L'absence de forces armées nationales est particulièrement préjudiciable dans ce pays miné par les violences interethniques locales (406 morts au dernier trimestre 2023, selon l'ONU). En vue des élections, un Conseil des partis politiques et une Commission électorale nationale ont été créées. Mais ils ne sont pas opérationnels, faute de financement, et sujets à controverses.

Leurs compositions sont critiquées car jugées trop favorables au pouvoir et plusieurs partis d'opposition dénoncent des frais d'enregistrement "exorbitants" de 50.000 dollars. La rédaction d'une constitution, "en retard de 15 mois" selon Nicholas Haysom en décembre dernier, n'a guère progressé.

Des élections possibles en décembre ?

Les partenaires internationaux – dont l'ONU, l'Union africaine, la "troïka" qui a parrainé l'indépendance (Etats-Unis, Royaume-Uni, Norvège) – ne cessent d'appeler Salva Kiir et Riek Machar à oeuvrer pour des élections. Le président, qui s'est employé à consolider son pouvoir ces derniers mois, a répété sa volonté de tenir les délais. Son rival a, lui, annoncé qu'il boycotterait tout scrutin tant que les dispositions-clés de l'accord de paix (dont la rédaction d'une constitution qui prendra, selon lui, 24 mois) ne seront pas effectives.

"Salva Kiir est intéressé par les élections (...) parce qu'il en a assez d'avoir les mains liées par l'accord de paix" qui répartit le pouvoir, estime Boboya James Edimond, directeur exécutif de l'Institut pour la politique et la recherche sociale (ISPR), think tank basé à Juba. "Riek Machar a peur de perdre le pouvoir", poursuit-il: "Son intérêt est donc de s'assurer que toutes les dispositions de l'accord de paix sont mises en œuvre (...) pour rester le plus longtemps au pouvoir".

Organiser des élections en huit mois apparaît compliqué dans un pays aux infrastructures limitées, en proie à l'insécurité et privé de revenus pétroliers vitaux par l'arrêt d'un oléoduc endommagé au Soudan en guerre. "Si nous devions précipiter les élections, il y a de fortes chances que le pays retombe dans la violence", prévient Edmund Yakani, figure de la société civile: "Il est nécessaire d'avoir un consensus pour ne pas les précipiter, mais aussi pour ne pas trop les retarder."

Elections "réduites" ou prolongation de la transition ?

Dans un courrier du 15 mars, le RJMEC a appelé les parties à étudier des "options viables": "la tenue d'élections réduites" ou "la révision des délais de la 'feuille de route'". Le parti présidentiel a proposé des "élections exécutives" en décembre pour désigner le président et les gouverneurs des Etats, puis des législatives un an plus tard.
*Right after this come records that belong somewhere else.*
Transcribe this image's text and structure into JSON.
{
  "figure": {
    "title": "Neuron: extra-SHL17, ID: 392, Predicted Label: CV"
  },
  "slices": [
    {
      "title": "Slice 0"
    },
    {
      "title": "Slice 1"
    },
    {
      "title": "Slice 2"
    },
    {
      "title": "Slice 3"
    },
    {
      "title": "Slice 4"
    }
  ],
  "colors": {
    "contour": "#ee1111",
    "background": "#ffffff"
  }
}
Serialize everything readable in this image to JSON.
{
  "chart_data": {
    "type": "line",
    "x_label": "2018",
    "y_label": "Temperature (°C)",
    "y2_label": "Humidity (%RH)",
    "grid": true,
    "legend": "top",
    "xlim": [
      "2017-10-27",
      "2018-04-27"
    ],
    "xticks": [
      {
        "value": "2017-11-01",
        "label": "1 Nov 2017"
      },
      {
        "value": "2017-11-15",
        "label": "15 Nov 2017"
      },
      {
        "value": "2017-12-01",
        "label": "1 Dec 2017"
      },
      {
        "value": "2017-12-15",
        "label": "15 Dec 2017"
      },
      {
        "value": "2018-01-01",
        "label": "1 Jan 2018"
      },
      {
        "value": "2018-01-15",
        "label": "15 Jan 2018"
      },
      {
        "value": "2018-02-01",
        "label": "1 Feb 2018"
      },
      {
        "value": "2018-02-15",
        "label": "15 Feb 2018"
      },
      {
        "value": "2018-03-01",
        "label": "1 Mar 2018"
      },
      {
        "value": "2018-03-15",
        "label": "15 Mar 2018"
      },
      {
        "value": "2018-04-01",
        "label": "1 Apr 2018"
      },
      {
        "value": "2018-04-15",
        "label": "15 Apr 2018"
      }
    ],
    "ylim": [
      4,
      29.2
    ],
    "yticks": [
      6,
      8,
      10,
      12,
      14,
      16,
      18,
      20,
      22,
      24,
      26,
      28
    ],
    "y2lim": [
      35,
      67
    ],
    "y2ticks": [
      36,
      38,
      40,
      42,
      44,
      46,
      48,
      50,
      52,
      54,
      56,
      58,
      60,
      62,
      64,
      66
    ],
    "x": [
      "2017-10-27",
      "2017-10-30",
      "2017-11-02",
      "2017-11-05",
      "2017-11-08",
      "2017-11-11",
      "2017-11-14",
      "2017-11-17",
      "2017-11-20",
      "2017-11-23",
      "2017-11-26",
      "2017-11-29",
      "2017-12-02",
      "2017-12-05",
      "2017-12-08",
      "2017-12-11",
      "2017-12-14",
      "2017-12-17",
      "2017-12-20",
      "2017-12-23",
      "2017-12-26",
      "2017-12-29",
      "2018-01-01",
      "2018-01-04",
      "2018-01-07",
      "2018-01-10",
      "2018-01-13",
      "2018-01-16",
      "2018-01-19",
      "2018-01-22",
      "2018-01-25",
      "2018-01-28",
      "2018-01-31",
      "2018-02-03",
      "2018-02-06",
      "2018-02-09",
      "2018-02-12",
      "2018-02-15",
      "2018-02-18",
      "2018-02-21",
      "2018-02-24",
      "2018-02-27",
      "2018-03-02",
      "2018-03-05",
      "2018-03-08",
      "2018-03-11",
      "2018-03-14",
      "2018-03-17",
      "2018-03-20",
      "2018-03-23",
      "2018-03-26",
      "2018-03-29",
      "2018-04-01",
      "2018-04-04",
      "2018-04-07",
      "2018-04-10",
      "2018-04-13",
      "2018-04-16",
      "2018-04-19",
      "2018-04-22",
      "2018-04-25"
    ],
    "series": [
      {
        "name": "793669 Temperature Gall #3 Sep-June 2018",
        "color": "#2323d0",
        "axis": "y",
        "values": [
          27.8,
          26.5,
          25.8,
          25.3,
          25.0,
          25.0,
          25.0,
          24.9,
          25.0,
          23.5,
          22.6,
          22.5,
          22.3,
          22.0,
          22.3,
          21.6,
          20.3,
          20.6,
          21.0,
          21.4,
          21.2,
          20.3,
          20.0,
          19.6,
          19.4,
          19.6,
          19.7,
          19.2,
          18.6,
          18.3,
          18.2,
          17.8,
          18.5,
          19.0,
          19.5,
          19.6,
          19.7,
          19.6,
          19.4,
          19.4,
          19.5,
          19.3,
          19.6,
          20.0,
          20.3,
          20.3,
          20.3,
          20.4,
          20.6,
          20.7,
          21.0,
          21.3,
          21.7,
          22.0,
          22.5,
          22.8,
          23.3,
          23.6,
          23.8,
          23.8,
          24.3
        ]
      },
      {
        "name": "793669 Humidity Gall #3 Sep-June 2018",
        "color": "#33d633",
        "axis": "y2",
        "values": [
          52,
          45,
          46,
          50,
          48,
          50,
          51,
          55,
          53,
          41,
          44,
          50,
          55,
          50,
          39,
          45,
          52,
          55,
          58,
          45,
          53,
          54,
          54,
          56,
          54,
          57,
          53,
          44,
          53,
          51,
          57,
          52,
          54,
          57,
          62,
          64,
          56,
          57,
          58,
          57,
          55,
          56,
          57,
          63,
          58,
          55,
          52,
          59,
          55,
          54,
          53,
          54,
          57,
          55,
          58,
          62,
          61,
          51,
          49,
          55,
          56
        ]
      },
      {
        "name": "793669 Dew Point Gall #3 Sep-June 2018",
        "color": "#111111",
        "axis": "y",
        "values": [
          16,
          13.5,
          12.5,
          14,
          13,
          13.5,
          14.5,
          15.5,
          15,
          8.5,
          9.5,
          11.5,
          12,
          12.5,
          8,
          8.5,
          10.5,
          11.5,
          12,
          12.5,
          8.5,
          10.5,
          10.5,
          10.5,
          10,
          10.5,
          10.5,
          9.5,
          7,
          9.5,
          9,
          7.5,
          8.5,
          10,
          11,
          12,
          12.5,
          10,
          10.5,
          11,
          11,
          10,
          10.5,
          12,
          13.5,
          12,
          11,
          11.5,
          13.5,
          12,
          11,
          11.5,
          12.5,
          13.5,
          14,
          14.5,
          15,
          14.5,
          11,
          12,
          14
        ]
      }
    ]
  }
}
Riek Machar a répondu être prêt à un "dialogue", avec un médiateur.

Pour Edmund Yakani, un tel dialogue ne doit pas se limiter aux acteurs politiques, mus par leurs propres intérêts, mais aussi inclure société civile (leaders religieux, jeunesse, femmes...). "Les citoyens ne veulent pas d'une prolongation (de la transition) parce que ça a été instrumentalisé ces cinq dernières années sans aucune avancée", prévient-il. Si les dirigeants venaient à repousser encore les élections, "il faut un calendrier clair", estime-t-il, soulignant l'urgence de la situation: "Si aucune décision n'est prise d'ici fin avril, ce sera un désastre".